所以(至少有一个)Linux数学库,mpmath和gmpy2.mpfr同意。

Disclaimer: I maintain gmpy2 and have contributed to mpmath in the past.

免责声明:我维持gmpy2并且过去曾为mpmath做出过贡献。

#1


2  

The C99 Specification states (other version should be similar):

C99规范声明(其他版本应该类似):

J.3 Implementation-defined behavior

J.3实现定义的行为

1 A conforming implementation is required to document its choice of behavior in each of the areas listed in this subclause. The following are implementation-defined:

1需要符合规定的实施方案,以记录本子条款中列出的每个领域的行为选择。以下是实现定义:

...

J.3.6 Floating point

J.3.6浮点

— The accuracy of the floating-point operations and of the library functions in <math.h> and <complex.h> that return floating-point results (5.2.4.2.2).

- 返回浮点结果的 中浮点运算和库函数的准确性(5.2.4.2.2)。

Meaning GNU libm and BSD libm are free to have different levels of accuracy. Likely what is happening, is that the BSD implemention on OSX rounds to the nearest (unit in the last place) ULP, and the GNU implementation truncates down to the next ULP.

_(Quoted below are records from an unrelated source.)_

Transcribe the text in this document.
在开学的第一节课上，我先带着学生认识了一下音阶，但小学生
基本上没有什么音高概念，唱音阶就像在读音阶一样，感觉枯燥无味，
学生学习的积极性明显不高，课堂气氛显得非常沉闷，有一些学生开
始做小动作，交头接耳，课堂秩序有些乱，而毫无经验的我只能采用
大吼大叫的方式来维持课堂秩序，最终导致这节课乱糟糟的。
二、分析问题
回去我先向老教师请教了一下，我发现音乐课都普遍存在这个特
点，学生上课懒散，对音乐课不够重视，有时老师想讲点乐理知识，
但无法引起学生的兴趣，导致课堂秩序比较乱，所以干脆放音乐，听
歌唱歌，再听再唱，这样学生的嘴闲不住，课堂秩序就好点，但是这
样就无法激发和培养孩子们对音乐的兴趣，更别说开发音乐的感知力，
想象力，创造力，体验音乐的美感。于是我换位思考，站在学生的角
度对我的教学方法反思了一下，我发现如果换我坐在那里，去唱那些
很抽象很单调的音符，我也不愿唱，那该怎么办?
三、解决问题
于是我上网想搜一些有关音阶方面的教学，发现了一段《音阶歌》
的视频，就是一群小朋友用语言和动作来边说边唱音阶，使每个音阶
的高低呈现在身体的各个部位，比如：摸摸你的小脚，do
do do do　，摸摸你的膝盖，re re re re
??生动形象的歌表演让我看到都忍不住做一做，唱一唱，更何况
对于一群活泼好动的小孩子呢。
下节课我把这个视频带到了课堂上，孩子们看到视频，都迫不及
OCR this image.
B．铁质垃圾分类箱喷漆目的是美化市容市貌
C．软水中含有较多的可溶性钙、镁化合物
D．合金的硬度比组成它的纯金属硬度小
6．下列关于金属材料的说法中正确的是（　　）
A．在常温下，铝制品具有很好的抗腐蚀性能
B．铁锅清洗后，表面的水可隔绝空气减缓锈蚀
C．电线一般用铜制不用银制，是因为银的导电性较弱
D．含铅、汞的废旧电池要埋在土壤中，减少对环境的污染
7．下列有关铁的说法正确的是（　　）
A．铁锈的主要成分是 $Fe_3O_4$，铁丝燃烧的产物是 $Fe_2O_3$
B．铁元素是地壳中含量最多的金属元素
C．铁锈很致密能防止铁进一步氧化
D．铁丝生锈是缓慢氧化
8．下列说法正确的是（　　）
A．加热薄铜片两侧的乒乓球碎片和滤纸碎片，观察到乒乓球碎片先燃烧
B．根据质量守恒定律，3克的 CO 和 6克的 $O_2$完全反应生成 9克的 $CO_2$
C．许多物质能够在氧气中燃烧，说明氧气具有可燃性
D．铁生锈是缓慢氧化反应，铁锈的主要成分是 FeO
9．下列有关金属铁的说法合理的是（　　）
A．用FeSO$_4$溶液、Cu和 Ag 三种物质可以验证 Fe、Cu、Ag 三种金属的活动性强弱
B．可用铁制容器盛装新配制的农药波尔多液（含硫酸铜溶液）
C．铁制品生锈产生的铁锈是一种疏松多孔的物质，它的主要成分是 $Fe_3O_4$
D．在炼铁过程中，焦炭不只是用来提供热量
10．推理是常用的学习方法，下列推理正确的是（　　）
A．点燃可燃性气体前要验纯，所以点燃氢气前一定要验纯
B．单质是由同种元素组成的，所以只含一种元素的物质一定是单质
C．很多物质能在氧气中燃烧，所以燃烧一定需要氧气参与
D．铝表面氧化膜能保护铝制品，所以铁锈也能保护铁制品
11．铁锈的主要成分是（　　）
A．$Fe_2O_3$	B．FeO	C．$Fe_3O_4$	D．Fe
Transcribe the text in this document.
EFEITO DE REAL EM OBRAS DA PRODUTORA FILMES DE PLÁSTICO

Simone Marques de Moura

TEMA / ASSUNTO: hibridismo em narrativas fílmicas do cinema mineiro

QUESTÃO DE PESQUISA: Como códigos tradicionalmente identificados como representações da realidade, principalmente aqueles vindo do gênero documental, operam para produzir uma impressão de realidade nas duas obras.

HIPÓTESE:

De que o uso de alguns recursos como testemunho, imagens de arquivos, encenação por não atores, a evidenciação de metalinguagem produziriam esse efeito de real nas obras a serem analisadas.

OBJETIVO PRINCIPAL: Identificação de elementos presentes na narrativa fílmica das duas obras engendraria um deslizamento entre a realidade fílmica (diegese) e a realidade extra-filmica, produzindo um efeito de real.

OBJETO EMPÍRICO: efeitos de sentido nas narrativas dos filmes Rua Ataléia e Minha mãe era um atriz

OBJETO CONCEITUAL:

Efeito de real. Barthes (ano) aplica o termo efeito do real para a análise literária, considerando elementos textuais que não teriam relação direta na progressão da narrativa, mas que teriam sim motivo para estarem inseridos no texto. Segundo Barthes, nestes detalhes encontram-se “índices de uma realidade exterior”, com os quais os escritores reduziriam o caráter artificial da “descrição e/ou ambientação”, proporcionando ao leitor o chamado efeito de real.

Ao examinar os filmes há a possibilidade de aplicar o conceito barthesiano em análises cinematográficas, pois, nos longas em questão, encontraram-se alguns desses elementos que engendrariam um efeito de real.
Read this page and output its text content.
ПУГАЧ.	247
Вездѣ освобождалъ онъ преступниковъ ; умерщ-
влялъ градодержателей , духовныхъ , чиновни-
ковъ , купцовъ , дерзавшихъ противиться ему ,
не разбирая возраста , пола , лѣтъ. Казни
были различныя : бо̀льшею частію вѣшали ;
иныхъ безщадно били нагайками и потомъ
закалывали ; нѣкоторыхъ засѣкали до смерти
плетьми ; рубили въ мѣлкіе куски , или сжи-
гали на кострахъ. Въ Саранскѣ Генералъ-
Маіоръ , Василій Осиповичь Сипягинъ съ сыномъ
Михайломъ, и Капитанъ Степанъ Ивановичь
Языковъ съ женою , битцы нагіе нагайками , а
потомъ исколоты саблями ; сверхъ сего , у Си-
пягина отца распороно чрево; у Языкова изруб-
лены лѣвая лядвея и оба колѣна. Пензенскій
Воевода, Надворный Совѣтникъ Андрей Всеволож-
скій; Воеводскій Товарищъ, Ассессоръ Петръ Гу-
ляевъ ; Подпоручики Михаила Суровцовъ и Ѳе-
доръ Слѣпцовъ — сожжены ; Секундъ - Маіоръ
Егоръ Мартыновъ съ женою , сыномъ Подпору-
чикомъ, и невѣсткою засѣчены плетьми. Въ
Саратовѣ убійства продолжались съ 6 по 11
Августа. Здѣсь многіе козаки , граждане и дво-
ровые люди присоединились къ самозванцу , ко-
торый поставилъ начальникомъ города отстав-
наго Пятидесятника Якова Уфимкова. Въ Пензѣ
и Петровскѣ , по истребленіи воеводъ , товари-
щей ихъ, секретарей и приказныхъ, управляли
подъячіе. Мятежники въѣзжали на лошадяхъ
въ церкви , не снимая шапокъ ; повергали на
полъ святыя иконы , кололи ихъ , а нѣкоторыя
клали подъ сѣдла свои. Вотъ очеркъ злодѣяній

意思是GNU libm和BSD libm可以*地具有不同的准确度。可能正在发生的事情是,OSX上的BSD实现向最近的(最后一个单元)ULP舍入,并且GNU实现截断到下一个ULP。

#2


1  

IEEE-754 behavior is specified at the binary level. Using a Linux, I get identical values for Python's native math library, mpmath, and MPFR (via gmpy2). However, conversion to decimal varies between the three methods.

IEEE-754行为在二进制级别指定。使用Linux,我获得Python的本机数学库,mpmath和MPFR(通过gmpy2)的相同值。但是,转换为十进制在三种方法之间有所不同。

>>> import mpmath, gmpy2
>>> import mpmath, gmpy2, math
>>> x18=68.99495205106946
>>> x19=math.exp(x18)
>>> mp18=mpmath.mpf("68.99495205106946")
>>> mp19=mpmath.exp(mp18)
>>> gp18=gmpy2.mpfr("68.99495205106946")
>>> gp19=gmpy2.exp(gp18)
>>> x18 == mp18
True
>>> x18 == gp18
True
>>> x19 == mp19
True
>>> x19 == gp19
True
>>> print(x18, mp18, gp18)
68.99495205106946 68.9949520510695 68.994952051069461
>>> print(x19, mp19, gp19)
9.207186811339876e+29 9.20718681133988e+29 9.2071868113398761e+29

After conversion to Python's arbitrary precision integer form, all three results also show as exact.

转换为Python的任意精度整数形式后,所有三个结果也显示为精确。

>>> hex(int(x19))
'0xb9f00a484ac42800000000000'
>>> hex(int(mp19))
'0xb9f00a484ac42800000000000'
>>> hex(int(gp19))
'0xb9f00a484ac42800000000000'

So (at least one) Linux math library, mpmath, and gmpy2.mpfr agree.

所以(至少有一个)Linux数学库,mpmath和gmpy2.mpfr同意。

Disclaimer: I maintain gmpy2 and have contributed to mpmath in the past.

免责声明:我维持gmpy2并且过去曾为mpmath做出过贡献。